Bava Batra (also Baba Batra; Talmudic Aramaic: בבא בתרא "The Last Gate") is the third of the three tractates in the Talmud in the order Nezikin; it deals with a person's responsibilities and rights as the owner of property. It is part of Judaism's oral law. Originally it, together with Bava Kamma and Bava Metzia, formed a single tractate called Nezikin (torts or injuries).
This "massekhta" (treatise) is not, like Bava Kamma and Bava Metzia, the exposition of a certain passage in the Torah. It is divided into ten chapters, the contents of which may be described as follows: (1) Regulations relating to property held by more than one owner (ch. i.); (2) responsibilities of an owner of property with regard to that of his neighbor (ch. ii.); (3) established rights of ownership and rights connected with property (ch. iii.); (4) laws referring to the acquisition of property by purchase (ch. iv.-vii.); (5) laws of inheritance (ch. viii.-ix.); (6) laws concerning documents (ch. x.).
It consists of 176 pages (dapim), making it the longest tractate of the Talmud.
1. Joint owners of property may dissolve a partnership and divide the property, if the parties consent, except in the case regarding a volume of the Scriptures, which may not be divided under any circumstances (literally, torn in half). Things which lose their value on division can only be divided if all the owners consent. Except in these cases, either party has a right to insist on a division of the property. In the case where a courtyard ("ḥaẓer") is owned by several partners, each of them has to contribute to the usual requirements of a court; if they divide it, a partition wall or fence must be erected in accordance with certain rules. The previous partners are now neighbors; and their relations are described in chap. ii.
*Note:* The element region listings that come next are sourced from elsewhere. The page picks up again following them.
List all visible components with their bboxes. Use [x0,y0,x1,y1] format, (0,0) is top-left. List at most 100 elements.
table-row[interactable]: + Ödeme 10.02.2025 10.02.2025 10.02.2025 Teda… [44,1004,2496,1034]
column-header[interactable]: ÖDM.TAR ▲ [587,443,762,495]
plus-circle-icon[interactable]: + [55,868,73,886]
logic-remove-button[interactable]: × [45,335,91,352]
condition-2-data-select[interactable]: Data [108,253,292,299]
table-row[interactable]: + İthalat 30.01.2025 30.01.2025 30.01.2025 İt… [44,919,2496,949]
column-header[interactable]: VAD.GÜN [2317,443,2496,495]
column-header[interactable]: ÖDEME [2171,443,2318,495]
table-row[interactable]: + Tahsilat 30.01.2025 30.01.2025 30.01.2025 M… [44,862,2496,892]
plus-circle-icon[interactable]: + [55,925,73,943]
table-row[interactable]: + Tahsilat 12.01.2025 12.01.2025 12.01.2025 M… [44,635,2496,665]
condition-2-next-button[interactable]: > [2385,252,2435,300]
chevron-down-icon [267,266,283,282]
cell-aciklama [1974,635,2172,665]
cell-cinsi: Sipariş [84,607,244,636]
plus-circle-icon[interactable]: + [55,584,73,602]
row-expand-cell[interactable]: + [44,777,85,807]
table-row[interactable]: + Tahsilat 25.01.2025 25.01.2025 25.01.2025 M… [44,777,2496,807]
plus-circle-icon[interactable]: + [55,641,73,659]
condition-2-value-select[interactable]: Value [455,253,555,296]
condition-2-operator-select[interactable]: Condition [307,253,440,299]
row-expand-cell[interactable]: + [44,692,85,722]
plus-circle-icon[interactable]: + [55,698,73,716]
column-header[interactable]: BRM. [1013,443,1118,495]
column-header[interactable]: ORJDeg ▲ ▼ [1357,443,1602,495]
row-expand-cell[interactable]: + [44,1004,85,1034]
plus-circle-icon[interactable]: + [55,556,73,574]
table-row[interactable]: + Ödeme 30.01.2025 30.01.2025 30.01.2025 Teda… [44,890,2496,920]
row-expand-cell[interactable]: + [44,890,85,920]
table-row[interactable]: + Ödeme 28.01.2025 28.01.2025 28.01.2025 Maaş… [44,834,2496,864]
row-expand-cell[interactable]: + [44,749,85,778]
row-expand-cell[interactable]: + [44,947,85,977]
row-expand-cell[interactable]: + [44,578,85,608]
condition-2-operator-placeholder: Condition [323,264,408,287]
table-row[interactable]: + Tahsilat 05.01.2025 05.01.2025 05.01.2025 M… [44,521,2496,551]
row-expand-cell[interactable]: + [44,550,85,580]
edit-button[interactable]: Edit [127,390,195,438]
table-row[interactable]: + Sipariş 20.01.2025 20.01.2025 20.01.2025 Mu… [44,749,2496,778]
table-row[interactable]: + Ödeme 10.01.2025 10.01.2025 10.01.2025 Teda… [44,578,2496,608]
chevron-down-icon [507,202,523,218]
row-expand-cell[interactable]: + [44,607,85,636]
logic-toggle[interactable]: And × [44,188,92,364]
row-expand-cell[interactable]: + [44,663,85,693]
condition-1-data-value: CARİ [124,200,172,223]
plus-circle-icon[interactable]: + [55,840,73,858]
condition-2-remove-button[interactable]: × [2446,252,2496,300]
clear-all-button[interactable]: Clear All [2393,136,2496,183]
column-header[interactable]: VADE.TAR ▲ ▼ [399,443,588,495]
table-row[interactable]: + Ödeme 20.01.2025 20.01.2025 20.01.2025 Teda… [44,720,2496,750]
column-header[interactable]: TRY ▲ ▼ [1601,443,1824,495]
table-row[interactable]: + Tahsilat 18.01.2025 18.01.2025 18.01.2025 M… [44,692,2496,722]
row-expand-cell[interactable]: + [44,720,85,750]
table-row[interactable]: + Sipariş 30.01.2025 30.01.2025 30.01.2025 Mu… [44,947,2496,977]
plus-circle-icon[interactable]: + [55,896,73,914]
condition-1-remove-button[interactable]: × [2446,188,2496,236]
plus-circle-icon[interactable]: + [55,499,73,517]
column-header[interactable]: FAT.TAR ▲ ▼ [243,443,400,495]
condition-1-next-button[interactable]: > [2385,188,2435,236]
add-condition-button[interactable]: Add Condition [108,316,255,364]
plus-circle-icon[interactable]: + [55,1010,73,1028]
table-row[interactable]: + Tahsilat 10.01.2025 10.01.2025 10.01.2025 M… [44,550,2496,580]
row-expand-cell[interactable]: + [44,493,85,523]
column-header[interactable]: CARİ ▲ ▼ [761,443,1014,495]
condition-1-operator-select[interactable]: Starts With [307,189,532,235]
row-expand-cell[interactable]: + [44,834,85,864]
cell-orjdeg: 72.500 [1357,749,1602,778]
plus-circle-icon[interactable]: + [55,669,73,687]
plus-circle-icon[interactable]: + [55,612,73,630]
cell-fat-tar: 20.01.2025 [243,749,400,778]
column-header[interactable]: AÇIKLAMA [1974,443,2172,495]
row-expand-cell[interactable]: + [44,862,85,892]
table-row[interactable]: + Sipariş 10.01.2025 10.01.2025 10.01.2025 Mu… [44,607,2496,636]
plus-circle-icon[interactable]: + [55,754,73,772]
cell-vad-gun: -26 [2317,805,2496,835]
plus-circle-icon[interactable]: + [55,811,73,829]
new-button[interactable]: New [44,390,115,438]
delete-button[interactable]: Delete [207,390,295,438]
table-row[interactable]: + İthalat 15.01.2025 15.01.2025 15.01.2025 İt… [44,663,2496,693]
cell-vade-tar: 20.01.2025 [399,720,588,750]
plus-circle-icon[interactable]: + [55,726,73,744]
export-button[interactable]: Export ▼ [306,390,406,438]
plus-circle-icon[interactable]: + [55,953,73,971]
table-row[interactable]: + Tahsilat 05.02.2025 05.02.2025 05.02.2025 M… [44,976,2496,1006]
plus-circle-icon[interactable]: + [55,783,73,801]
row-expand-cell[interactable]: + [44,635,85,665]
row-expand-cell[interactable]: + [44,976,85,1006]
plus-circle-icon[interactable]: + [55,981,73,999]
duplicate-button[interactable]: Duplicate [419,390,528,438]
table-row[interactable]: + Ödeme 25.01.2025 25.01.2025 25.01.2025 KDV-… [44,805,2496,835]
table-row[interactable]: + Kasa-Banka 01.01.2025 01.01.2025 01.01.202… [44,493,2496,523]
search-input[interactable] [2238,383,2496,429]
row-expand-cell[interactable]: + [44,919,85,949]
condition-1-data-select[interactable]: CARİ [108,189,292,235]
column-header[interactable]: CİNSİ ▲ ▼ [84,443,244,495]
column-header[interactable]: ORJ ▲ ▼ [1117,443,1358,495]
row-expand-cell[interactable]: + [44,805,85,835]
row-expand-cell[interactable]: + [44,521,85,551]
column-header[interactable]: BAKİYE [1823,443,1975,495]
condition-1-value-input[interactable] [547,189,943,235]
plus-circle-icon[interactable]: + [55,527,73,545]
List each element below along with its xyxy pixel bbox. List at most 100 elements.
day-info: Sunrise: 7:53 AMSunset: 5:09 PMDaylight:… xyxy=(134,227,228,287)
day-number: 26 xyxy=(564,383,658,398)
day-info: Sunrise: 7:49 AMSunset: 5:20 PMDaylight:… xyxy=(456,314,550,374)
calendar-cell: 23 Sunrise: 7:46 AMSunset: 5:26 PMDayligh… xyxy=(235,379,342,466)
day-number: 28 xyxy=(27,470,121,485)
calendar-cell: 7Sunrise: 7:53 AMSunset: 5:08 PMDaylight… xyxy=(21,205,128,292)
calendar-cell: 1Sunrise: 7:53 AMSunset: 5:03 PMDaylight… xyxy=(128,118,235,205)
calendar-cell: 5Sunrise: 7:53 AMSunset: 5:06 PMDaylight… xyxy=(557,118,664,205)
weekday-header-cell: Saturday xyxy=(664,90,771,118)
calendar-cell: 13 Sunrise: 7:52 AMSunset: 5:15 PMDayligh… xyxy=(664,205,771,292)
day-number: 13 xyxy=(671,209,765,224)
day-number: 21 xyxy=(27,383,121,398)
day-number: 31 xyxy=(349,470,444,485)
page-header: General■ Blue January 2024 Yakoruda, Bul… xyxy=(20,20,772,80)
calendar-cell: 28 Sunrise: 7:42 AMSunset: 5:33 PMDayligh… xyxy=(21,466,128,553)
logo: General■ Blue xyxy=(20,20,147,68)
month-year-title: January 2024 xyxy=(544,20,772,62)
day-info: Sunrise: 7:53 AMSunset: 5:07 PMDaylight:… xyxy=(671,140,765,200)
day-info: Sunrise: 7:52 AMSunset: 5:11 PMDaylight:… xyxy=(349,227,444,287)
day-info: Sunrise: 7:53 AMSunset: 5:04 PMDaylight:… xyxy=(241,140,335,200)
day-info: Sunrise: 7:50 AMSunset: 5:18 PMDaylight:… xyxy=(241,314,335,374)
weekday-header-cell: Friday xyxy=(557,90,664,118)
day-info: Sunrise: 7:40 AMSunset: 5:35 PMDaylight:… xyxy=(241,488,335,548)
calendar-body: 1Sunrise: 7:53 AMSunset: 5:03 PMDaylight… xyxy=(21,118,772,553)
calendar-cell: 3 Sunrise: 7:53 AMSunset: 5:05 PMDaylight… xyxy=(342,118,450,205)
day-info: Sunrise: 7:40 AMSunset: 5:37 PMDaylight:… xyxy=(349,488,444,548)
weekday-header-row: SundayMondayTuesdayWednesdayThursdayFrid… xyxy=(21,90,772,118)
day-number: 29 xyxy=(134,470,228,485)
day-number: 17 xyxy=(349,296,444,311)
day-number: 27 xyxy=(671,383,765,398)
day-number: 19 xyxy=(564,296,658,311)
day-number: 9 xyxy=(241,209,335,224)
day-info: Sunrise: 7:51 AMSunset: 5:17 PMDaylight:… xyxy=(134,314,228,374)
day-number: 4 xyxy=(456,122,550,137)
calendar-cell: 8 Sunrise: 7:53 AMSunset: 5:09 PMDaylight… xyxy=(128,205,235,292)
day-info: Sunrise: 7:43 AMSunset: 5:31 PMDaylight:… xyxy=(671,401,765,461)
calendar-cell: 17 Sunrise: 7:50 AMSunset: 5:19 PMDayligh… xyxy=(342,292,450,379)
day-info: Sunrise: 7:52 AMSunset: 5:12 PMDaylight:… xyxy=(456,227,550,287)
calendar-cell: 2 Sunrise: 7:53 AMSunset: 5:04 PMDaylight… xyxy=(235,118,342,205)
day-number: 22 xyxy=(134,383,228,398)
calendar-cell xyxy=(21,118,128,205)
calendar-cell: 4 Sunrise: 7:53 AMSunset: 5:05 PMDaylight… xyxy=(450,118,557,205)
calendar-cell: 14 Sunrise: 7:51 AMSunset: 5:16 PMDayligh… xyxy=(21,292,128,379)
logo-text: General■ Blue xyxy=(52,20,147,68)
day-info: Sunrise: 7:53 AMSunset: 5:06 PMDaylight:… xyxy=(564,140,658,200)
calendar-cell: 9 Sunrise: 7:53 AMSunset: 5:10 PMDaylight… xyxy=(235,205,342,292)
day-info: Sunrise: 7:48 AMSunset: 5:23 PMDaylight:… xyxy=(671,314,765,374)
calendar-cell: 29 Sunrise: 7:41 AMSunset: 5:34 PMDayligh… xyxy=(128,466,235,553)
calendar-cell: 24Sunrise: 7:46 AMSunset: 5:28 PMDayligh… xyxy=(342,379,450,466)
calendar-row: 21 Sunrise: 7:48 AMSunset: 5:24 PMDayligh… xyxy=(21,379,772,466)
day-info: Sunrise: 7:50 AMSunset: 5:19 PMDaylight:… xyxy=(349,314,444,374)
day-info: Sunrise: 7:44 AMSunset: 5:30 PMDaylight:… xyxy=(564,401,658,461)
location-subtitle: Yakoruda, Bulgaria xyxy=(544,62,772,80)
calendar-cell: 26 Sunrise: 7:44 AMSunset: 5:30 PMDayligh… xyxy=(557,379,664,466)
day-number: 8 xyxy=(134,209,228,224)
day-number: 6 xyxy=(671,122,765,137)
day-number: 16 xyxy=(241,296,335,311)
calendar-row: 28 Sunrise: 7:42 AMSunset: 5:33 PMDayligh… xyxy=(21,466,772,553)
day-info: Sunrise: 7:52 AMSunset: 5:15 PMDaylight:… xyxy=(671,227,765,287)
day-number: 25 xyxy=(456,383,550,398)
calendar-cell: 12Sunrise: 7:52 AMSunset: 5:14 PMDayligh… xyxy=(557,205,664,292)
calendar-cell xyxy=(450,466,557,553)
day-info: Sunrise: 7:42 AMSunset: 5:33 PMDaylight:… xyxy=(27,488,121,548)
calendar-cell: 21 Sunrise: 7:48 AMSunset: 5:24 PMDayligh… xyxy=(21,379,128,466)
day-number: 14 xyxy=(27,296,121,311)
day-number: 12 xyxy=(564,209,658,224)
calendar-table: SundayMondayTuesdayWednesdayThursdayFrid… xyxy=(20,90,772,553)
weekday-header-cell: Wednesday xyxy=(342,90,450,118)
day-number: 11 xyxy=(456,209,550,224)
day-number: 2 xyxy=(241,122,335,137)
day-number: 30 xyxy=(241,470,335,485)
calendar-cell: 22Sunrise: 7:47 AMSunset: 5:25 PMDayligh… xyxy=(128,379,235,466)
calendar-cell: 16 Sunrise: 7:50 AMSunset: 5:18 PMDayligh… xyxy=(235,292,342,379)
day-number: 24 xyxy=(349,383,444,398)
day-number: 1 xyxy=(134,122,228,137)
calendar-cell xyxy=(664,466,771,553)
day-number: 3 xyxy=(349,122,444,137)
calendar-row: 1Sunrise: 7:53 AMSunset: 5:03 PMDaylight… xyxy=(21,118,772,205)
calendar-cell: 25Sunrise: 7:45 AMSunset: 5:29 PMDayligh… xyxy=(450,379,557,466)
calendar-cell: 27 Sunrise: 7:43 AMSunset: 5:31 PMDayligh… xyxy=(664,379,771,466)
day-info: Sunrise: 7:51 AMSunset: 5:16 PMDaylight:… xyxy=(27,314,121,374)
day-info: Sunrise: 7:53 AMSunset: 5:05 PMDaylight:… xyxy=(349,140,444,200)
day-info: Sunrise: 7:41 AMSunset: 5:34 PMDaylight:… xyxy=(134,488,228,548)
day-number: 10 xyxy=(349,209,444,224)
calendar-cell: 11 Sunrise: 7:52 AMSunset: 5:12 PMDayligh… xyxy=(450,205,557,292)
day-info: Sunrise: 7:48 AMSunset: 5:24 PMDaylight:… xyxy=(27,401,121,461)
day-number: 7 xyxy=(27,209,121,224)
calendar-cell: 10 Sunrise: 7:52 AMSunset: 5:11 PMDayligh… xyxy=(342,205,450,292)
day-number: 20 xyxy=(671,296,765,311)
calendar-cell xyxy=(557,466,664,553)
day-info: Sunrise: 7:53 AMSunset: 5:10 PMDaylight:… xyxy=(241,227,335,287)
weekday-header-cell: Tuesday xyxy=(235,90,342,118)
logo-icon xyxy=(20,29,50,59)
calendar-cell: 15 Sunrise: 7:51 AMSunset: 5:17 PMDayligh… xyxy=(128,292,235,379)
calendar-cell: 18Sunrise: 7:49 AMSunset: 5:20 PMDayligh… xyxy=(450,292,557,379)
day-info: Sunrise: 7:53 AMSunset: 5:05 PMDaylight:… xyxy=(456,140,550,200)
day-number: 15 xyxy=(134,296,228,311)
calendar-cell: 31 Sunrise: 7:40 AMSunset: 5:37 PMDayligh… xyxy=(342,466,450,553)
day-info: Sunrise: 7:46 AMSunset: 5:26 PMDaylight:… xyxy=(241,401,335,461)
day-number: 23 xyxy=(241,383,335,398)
A courtyard less than 8 amot (approx. 18 inches x 8 = 144 inches) can only be divided if both partners agree to the division. Depending on how the Mishnah is read, this division is either with a low row of wooden pegs (which shows that visual trespass is not damaging) or a four amot (approx. 72 inches) high stone wall (which shows that visual trespass is considered damaging). If both partners agree to the stone wall, it is built in the middle. The lesson taught here is that if one partner owns more property, he does not need to contribute more space for the stones of the wall.
2. The fundamental rule about neighboring property is that the owner of the adjoining property must avoid everything that might prove a nuisance to the neighbor, or become a source of injury to the neighbor's property. "The noise of a smith's hammer, of a mill, or of children in school, is not to be considered a nuisance" (ii. 3). Disputes as regards to injury or nuisance are generally settled by the fact of prior or established rights (Ḥazaḳah).